Долг Короля (СИ) - Страница 4
Рин задумчиво почесала голову и потянулась.
— С ним у меня были особые отношения. Он был очень горд, что у него родилась девочка, безгранично любил и старался облегчить мне жизнь там, где не делала поблажек мама. Естественно, защищал от всех и вся. Добряк и… Мягкий, что ли? Да. Пожалуй, даже слишком. Но мог проявить строгость. Много знал и всегда делился знаниями с другими. Преподавал в нашей местной школе соринтийский язык.

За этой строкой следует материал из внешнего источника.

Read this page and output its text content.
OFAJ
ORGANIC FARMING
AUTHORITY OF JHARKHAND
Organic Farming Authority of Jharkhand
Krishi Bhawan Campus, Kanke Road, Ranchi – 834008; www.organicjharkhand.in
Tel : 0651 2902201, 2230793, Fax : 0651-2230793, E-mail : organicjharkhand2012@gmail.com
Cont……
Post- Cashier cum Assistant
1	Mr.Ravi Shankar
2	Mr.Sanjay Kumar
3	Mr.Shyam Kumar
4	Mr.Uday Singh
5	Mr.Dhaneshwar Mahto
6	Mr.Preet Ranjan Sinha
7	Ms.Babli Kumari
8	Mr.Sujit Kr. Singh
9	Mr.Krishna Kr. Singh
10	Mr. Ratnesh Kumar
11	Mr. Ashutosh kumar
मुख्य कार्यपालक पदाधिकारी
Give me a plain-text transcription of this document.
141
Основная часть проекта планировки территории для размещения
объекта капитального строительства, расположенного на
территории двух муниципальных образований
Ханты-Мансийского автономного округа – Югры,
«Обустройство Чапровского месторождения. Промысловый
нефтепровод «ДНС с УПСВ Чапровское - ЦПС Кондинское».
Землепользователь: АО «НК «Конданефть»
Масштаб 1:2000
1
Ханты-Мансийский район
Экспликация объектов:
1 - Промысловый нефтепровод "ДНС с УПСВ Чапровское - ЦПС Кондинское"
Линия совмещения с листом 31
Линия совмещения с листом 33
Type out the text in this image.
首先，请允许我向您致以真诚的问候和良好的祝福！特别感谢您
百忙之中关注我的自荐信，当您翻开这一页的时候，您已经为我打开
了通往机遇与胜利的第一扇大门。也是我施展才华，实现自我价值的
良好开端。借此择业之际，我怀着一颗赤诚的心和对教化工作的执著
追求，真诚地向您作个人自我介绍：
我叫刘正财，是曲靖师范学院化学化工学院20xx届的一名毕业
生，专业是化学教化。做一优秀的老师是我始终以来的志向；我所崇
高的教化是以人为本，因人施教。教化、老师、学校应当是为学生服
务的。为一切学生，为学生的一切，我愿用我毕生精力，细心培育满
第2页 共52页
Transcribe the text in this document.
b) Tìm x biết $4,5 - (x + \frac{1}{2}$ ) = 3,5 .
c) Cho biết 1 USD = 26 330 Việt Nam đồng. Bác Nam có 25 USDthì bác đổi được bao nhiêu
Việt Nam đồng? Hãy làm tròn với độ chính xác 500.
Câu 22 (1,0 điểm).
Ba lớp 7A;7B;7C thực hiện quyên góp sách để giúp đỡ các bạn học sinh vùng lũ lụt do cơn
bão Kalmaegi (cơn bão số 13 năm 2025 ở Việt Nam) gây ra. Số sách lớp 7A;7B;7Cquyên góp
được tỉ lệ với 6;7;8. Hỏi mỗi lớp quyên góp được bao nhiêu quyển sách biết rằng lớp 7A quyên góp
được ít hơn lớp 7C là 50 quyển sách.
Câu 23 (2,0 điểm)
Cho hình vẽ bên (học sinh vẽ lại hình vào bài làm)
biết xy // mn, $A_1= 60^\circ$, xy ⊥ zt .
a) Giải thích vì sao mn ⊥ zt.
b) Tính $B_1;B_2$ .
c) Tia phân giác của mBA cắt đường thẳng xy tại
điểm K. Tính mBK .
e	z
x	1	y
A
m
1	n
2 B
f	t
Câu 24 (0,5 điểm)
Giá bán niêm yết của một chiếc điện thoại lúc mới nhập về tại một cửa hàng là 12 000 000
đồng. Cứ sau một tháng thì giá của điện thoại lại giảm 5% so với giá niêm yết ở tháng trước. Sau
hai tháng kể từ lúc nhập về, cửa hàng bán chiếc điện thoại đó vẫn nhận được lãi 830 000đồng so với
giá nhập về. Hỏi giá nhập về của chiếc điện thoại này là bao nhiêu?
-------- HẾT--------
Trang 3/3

— Я не раз думал над тем, как странно то, что у аиргов свой язык, — задумчиво заметил Анхельм. — Казалось бы, вы столько живете в Соринтии, а язык у вас совсем другой.
— Что же тут странного? Соринтия далеко не всегда была такой большой страной. Когда-то Истван находился посреди лесов, и это был довольно крупный город, а не деревня. Мы были изолированы от остального мира. Поэтому у нас был свой язык — аириго, который формировался веками. После того как люди пришли осваивать эти земли, начались столкновения. В итоге количество наших общин сократилось до смешного, кто-то ушел на юг, чтобы найти нетронутое людьми место, кто-то ушел еще дальше на север. Кто-то вообще решил уйти из Соринтии. Но если говорить о языке… Да, аирги говорят на языке, который принят в том месте, где они живут. На левадийском, например. Аирги живут по пять сотен лет. У нас… хм… Я даже не знаю, как теперь говорить о соплеменниках. Я аирг по крови, но не по образу жизни. Хм…
Рин подумала-подумала, а когда подобрала правильные слова, продолжила:
— В общем, у аиргов консервативное мышление, мы с трудом принимаем новшества, зато бережем самые замшелые и непонятные традиции.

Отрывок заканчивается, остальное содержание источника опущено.